Ancora oggi, ogni tanto, lo vedete con un sigaro in bocca, lui che non fuma. Infatti, non li accende, è solo un omaggio a papà Milton che li muoveva in bocca, fumandoli, parlando e aggrottando le sopracciglia, ossequio al genio comico dell'epoca, l'immortale Groucho Marx, l'uomo che mai avrebbe accettato di aderire a un club che lo avrebbe accettato come socio.

Ovunque il figlio di Milton andasse e ci fosse stata gente pronta ad ascoltarne il Verbo e a non disconoscere le parole arroganti fino alle offese che servivano a spingerlo, si sarebbe vinto.

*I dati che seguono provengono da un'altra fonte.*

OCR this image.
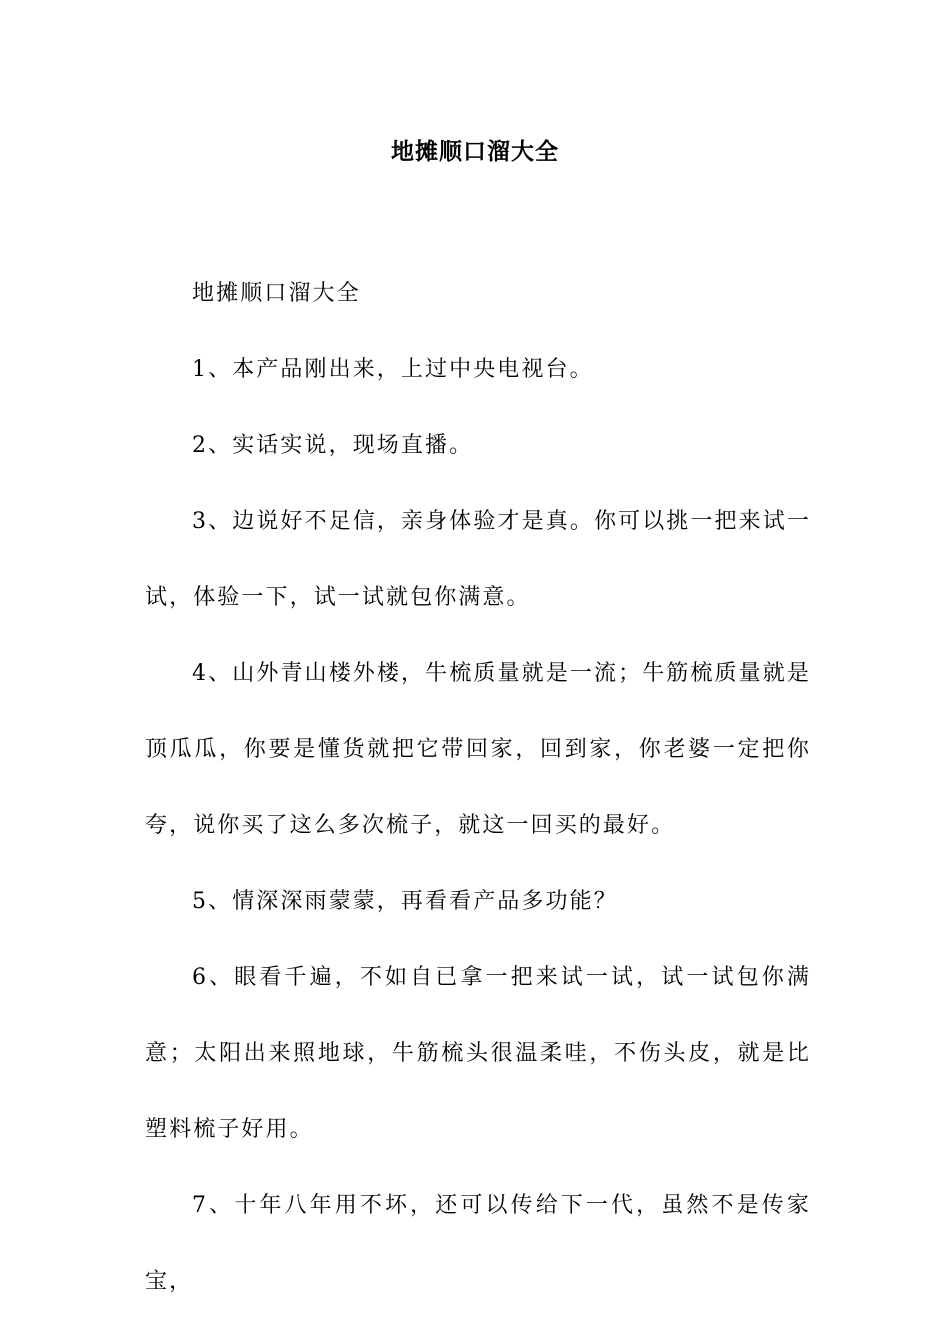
地摊顺口溜大全

地摊顺口溜大全

1、本产品刚出来，上过中央电视台。

2、实话实说，现场直播。

3、边说好不足信，亲身体验才是真。你可以挑一把来试一试，体验一下，试一试就包你满意。

4、山外青山楼外楼，牛梳质量就是一流；牛筋梳质量就是顶瓜瓜，你要是懂货就把它带回家，回到家，你老婆一定把你夸，说你买了这么多次梳子，就这一回买的最好。

5、情深深雨蒙蒙，再看看产品多功能？

6、眼看千遍，不如自已拿一把来试一试，试一试包你满意；太阳出来照地球，牛筋梳头很温柔哇，不伤头皮，就是比塑料梳子好用。

7、十年八年用不坏，还可以传给下一代，虽然不是传家宝，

Hanno vinto i Cardinal Cougars e i Denver Rockets nella ABA. UCLA arrivò a pochi secondi dall'ltimo colpo di forbice. I Nets, una barzelletta su ventotto metri quando li prese, chiusero 47-29 quando portò a Kansas i sigari da non fumare, prima dei Clippers. Sì, persino loro. Tra vincere un titolo NBA e portare ai playoff una squadra di Donald Sterling, permettete, è più complicata la seconda ipotesi. Che ne dite di portarcela due volte? 

A Kansas si vinse proprio in senso assoluto. Era l'anno di "Danny Manning and the Miracles", un fuoriclasse (Manning), quattro giocatori di ruolo tra cui Scooter, il più scarso dei fratelli Barry, tre comparse e quattro caratteristi, partiti 12-8 e paludati in una maglia pesante come quella di Kansas che non vinceva dal '52. 

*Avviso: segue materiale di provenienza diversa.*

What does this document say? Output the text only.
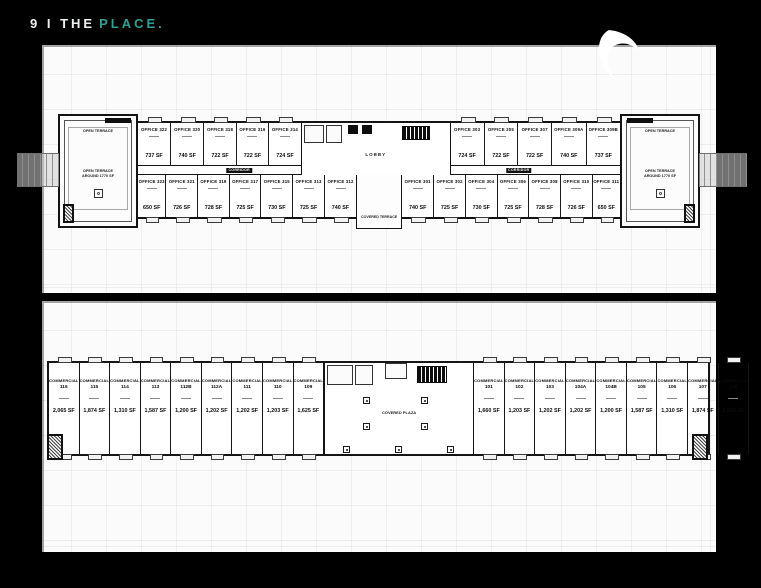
9 I THE PLACE.
OPEN TERRACE
OPEN TERRACE
AROUND 1770 SF
OFFICE 322
737 SF
OFFICE 320
740 SF
OFFICE 318
722 SF
OFFICE 316
722 SF
OFFICE 314
724 SF	LOBBY
OFFICE 303
724 SF
OFFICE 305
722 SF
OFFICE 307
722 SF
OFFICE 309A
740 SF
OFFICE 309B
737 SF
CORRIDOR	CORRIDOR
OFFICE 323
650 SF
OFFICE 321
726 SF
OFFICE 319
728 SF
OFFICE 317
725 SF
OFFICE 315
730 SF
OFFICE 313
725 SF
OFFICE 312
740 SF
COVERED TERRACE
OFFICE 301
740 SF
OFFICE 302
725 SF
OFFICE 304
730 SF
OFFICE 306
725 SF
OFFICE 308
728 SF
OFFICE 310
726 SF
OFFICE 311
650 SF
OPEN TERRACE
OPEN TERRACE
AROUND 1770 SF
COMMERCIAL
116
2,065 SF
COMMERCIAL
115
1,874 SF
COMMERCIAL
114
1,310 SF
COMMERCIAL
113
1,587 SF
COMMERCIAL
112B
1,200 SF
COMMERCIAL
112A
1,202 SF
COMMERCIAL
111
1,202 SF
COMMERCIAL
110
1,203 SF
COMMERCIAL
109
1,625 SF	COVERED PLAZA
COMMERCIAL
101
1,660 SF
COMMERCIAL
102
1,203 SF
COMMERCIAL
103
1,202 SF
COMMERCIAL
104A
1,202 SF
COMMERCIAL
104B
1,200 SF
COMMERCIAL
105
1,587 SF
COMMERCIAL
106
1,310 SF
COMMERCIAL
107
1,874 SF
COMMERCIAL
108
2,065 SF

In panchina, di fianco a lui, sedevano uomini che ora decidono le sorti di franchigie NBA, come R.C. Buford, giemme degli Spurs, che a San antonio fu traghettato proprio dal coach nel corso dell'inquietudine successiva. Nei momenti decisivi delle partite, il coach pretendeva che tutti gli allenatori si stringessero il testicolo sinistro. 

Non avrebbe più perso.
 
Un'emozione fortissima, mai più provata, fino al giorno in cui "The Little Man", fresco MVP dell'All-Star Game, non avesse pronunciato le parole "...my coach, wher's my coach?". Sì, perché nella storia stava per entrare Allen Iverson, il più irripetibile, unico e controverso amore tecnico sbagliato di coach Brown. L'orologio che anche quando era inservibile - e lo era spesso - avrebbe comunque segnato due volte l'ora esatta.